Today has been a weird day for me.

I ended up cleaning out Lillian's nursery MONTHS ago... sorting through all of her things, packing away things that I felt would always belong to her and only her, and passing down items to her sister (and brothers) that I thought they would be able to benefit from.

Today... my mom came over and helped me do another clean out. I never realized how quickly kids would grow out of things. Not just clothes, but sooooo many other baby items. It cracks me that all these must have baby items only last a few months and then you have absolutely NO use for them again.

Anyway, in honor of me going back to work... I realized that I needed to do a major clean out so that things didn't continue to pile up at home. And that's what we did.

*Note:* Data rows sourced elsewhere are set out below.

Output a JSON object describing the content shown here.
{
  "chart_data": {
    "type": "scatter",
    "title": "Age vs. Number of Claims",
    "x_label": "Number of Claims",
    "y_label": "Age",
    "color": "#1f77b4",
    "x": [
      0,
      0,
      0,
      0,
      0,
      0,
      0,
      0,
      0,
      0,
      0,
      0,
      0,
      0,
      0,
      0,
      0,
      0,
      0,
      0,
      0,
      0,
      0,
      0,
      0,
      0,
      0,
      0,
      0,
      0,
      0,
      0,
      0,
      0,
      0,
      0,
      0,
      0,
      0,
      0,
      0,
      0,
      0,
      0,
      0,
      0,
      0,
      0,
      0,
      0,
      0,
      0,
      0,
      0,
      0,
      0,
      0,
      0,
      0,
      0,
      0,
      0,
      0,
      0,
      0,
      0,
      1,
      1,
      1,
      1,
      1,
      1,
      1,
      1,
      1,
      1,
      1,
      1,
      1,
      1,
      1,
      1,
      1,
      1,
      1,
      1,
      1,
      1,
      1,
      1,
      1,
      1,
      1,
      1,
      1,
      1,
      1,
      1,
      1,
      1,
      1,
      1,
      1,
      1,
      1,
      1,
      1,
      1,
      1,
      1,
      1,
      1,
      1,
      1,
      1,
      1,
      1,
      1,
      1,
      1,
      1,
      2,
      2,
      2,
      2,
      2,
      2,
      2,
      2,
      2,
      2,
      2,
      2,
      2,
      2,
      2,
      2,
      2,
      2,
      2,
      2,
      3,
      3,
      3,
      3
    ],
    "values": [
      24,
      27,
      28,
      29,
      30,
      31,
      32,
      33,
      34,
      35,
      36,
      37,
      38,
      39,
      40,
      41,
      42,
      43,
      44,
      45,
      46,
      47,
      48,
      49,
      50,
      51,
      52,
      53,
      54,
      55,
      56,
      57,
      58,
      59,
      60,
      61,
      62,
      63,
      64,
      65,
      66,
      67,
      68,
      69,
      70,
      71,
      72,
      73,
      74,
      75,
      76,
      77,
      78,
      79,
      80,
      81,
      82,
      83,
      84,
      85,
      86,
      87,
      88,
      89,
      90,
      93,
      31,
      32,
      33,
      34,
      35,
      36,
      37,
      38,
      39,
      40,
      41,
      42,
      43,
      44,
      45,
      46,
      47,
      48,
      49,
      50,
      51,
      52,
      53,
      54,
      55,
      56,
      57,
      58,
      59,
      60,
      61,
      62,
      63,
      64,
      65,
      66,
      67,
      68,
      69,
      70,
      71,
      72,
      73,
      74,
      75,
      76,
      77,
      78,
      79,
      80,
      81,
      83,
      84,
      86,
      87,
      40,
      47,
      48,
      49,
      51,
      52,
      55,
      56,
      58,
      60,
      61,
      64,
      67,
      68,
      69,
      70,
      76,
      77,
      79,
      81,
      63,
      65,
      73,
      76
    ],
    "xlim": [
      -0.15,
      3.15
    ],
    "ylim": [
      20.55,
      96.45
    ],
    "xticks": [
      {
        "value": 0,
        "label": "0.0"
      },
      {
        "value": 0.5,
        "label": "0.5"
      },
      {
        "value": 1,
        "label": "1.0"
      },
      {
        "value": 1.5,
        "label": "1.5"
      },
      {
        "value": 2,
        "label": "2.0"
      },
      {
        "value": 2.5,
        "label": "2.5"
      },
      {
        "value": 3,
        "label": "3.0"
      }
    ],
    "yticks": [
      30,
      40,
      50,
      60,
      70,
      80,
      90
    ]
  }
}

What I didn't realize what that not only did I struggle with emotions of passing Lilly's things on to her siblings... but now I deal with the emotions of selling/giving these items to complete strangers. 

I had one of "those" moments today, with Clif. I still have Lilly's car seat. It's brand new, never been used. It has left our house two times. The first, on November 12th, the night before Lilly was born... and then again sometime in July, when we took it to the hospital for Elliana.

I'll admit, I was secretly happy when Clif and I decided to purchase a new car seat for Elliana before she was discharged from the hospital, to match the boys' car seats, that way we wouldn't have to deal with different bases, ect.

*sigh* Well, my moment was... I don't want to get rid of the car seat. But how do I justify KEEPING the car seat?

Okay... I admit, the above sounds really stupid when I put it on paper. Or, well... computer screen. ;) Lilly never once touched her car seat. In my mind, she should have, but... in the end... she didn't. Yes, the car seat was purchased for her... it was hers, is hers? But... I can't hold on to every little thing. Can I? Ugh.

And on top of not being able to keep every little thing, it's also selfish. Well, at least I think it is. Why keep perfectly good baby items that someone could USE, while me keeping them isn't doing anything but collecting dust. :-/

Clif doesn't open up and talk about "things" very often... not that he keeps anything bottled up, he's just not that type of guy. But when confiding in him about these things before he headed off to work, he responded with: we both have SO many things that remind us of Lilly.

Not only do we have physical things (a lock of her hair, the blanket she was wrapped in, pictures, footprints...a ring that she wore...), but we have SO many memories. Kind of odd saying that we have SO many memories when she never breathed a breath on this Earth, huh?

It's not just the car seat. It's sooo many things. Things that she never used...things that the triplets didn't even get a chance to use.

I don't know... I just feel like I am not being true to my baby girl, and maybe... I'm just letting myself hurt a little.

Life has been so incredibly hectic these past months...well, year, really... I honestly haven't had much time to stop and just miss her. And oh do I miss her. More with each passing moment. I can't help but wonder what life would be like. I have to say...I wouldn't trade the happenings of my/our life, for anything. As horrible as that makes me sound. I feel with everything that I am, that everything that has happened has happened for a reason. Everything that we have experienced was part of His plan.

*sigh*

4 comments:

Nika M. said...

Sending you lots of hugs and prayers!

trennia said...

<3Lily<3

Holly said...

I can understand it being hard. If you don't feel ready then keep it for now. You can always take a picture of it too if that would help.

Hannah Rose said...

I haven't heard anything from you for a while, so I thought I'd pop on over here and see how you are! I miss you!

I too still have Lily's car seat. And I completely understand. It has only left my house once, when we went to the hospital and came home with it empty. I could never sell it or use it for another baby. But, what do I keep it for? These are the only *memories* we have. It doesn't sound silly at all.